EVs Plug In Free at Oregon's State Offices

If you work for the state of Oregon and you drive an electric vehicle, can you plug in at work? Currently, the answer is "no". If you did, it could even be considered theft.

House Bill 2207 will change this if it passes. It authorizes state agencies to provide electricity for electric motor vehicles. Oregon has taken several steps to encourage plug-in vehicles and this is one important detail.

There has already been one case in the state with a State Park Ranger that only had enough range in his converted EV to commute one way. So he asked if he could charge at work to have enough juice to make it home. The answer was "no", despite an outlet being conveniently near his usual parking spot. His supervisor had no guidance on this issue and wanted to be "safe". You can plug in your phone, computer, or iPod, but not your car. This ranger now drives his gas car to work rather than his electric vehicle.

This bill has a hearing on Wednesday, March 9. HB 2207 was proposed by the Committee on Sustainability and Economic Development. It would authorize state agencies to “provide electric power purchased at state expense for the purpose of recharging privately owned and publicly owned electric motor vehicles at state agency locations.” A state agency is defined as “any state office, whether in the executive, legislative or judicial branch.”

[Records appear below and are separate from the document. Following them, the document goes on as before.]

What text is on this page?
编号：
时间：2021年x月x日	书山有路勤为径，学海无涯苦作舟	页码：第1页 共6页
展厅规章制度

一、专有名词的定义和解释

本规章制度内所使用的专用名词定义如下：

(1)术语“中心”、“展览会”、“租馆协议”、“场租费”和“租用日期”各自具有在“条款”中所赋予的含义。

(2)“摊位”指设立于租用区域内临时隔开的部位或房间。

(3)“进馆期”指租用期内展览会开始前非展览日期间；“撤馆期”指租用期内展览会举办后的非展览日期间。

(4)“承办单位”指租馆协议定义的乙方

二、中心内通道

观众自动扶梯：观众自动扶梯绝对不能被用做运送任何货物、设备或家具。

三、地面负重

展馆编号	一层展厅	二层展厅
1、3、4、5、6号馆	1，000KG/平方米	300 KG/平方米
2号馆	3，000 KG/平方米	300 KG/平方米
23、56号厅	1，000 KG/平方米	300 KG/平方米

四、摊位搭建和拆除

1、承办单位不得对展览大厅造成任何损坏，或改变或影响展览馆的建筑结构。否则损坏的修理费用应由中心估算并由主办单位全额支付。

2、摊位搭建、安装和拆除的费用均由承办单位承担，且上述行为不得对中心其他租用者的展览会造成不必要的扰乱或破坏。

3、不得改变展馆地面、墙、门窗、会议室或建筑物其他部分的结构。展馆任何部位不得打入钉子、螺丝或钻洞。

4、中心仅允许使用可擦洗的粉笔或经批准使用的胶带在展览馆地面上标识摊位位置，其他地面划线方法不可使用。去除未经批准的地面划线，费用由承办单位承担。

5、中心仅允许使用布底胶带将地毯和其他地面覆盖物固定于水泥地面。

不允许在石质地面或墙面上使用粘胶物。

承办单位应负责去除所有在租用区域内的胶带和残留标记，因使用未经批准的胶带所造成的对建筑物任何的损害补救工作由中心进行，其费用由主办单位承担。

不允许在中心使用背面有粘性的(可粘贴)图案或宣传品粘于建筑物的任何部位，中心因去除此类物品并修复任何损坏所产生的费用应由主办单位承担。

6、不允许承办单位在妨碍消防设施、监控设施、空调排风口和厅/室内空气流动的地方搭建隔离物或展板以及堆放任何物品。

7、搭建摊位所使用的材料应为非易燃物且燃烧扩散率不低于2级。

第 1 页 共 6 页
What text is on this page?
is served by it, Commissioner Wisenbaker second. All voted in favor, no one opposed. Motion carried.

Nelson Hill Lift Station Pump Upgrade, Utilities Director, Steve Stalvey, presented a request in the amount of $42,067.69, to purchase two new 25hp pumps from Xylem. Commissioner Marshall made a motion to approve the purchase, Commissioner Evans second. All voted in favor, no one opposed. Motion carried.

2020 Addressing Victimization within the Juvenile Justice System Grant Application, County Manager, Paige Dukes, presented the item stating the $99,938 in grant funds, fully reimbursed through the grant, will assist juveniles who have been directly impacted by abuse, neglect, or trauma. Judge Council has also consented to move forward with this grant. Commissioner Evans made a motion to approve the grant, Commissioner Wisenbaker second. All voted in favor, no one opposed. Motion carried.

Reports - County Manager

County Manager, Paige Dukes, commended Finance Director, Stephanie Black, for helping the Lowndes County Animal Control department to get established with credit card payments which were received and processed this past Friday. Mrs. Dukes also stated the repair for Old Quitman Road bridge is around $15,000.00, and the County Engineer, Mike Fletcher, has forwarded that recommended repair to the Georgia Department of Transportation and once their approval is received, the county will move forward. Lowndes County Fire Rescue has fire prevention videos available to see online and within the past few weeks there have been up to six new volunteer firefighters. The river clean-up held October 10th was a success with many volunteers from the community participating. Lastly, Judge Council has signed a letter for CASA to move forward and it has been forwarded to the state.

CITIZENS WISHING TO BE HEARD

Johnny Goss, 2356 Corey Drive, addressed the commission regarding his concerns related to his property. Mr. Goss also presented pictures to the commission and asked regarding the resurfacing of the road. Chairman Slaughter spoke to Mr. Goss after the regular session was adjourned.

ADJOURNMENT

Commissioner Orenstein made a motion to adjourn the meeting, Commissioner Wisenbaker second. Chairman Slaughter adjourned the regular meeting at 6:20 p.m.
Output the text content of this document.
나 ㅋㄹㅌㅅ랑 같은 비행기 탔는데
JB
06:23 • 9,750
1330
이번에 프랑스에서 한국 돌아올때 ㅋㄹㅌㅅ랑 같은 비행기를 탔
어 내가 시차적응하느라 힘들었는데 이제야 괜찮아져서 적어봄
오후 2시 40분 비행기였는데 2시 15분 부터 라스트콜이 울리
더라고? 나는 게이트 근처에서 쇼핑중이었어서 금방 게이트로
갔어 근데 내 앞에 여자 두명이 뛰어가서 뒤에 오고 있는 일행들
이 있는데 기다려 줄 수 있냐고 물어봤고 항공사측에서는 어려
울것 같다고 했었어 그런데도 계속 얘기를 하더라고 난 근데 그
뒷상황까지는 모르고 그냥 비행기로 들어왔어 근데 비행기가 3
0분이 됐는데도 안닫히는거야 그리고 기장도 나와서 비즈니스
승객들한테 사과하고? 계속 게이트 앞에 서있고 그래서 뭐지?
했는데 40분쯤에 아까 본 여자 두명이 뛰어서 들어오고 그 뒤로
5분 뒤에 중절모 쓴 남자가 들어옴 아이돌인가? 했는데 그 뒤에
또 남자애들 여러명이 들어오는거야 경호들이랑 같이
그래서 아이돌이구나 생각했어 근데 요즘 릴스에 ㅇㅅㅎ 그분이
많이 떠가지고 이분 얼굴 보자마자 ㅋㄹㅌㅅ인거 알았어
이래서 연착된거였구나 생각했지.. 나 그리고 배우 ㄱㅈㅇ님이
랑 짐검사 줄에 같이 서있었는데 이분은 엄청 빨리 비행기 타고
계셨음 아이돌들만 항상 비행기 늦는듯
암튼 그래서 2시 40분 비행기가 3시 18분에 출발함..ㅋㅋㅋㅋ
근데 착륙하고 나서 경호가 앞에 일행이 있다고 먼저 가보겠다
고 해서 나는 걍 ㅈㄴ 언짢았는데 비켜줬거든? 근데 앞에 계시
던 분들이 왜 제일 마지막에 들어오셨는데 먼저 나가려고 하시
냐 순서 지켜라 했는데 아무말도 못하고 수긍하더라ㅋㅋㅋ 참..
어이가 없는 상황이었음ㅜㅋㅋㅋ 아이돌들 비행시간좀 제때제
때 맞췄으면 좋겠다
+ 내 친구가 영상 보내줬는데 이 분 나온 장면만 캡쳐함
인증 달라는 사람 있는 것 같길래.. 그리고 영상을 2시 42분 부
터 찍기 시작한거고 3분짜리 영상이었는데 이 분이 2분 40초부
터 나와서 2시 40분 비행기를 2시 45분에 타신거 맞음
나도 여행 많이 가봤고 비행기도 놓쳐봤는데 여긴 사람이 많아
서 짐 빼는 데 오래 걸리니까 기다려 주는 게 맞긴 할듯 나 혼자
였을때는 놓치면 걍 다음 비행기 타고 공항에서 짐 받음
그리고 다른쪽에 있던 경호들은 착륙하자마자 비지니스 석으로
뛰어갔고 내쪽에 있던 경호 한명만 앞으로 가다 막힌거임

If you have jury duty in a state court or you need to visit the DMV to register your new plug-in car, you may be able to juice up your ride on Oregon's dime. Depending on how far you have driven and how long you are plugged in, a dime may be all that it costs.

The bill justifies the expense by saying “It is the policy of the state of Oregon to encourage the use of electric motor vehicles.” So how much will this cost the state and (more importantly) we the taxpayers? There is no provision in the bill to add charging stations. It only makes plugging in not a crime. So the only cost would be for the electricity itself. The state pays less than 10 cents per kilowatt-hour for electricity and it is projected that there will be less than one thousand electric vehicles in the state by the end of 2011. There is no significant cost to this, and there is not likely to be one anytime soon. Even if the goal of 1 million plug-in vehicles nationwide by 2015 is reached, there would be no significant cost to this measure.

The City of Portland has installed a few charging stations and they are giving away the electricity free with parking. However, these downtown parking spots are actually making money for the city. "How?" you ask. These spots are marked as plug-in vehicle only parking and they are a steady source of parking ticket revenue. Now I am not recommending that the state pursue a similar model. Paid parking spots are uncommon in Oregon outside of downtown Portland.

This bill makes sense. No one should be prosecuted for using $0.25 worth of electricity. The state offices can turn off any outlets that become problems, were such trouble to ever arise. If this electricity helps displace gasoline use, it makes the air cleaner for all of us. This is especially important in places like a state park where you want to enjoy nature and get away from the pollution.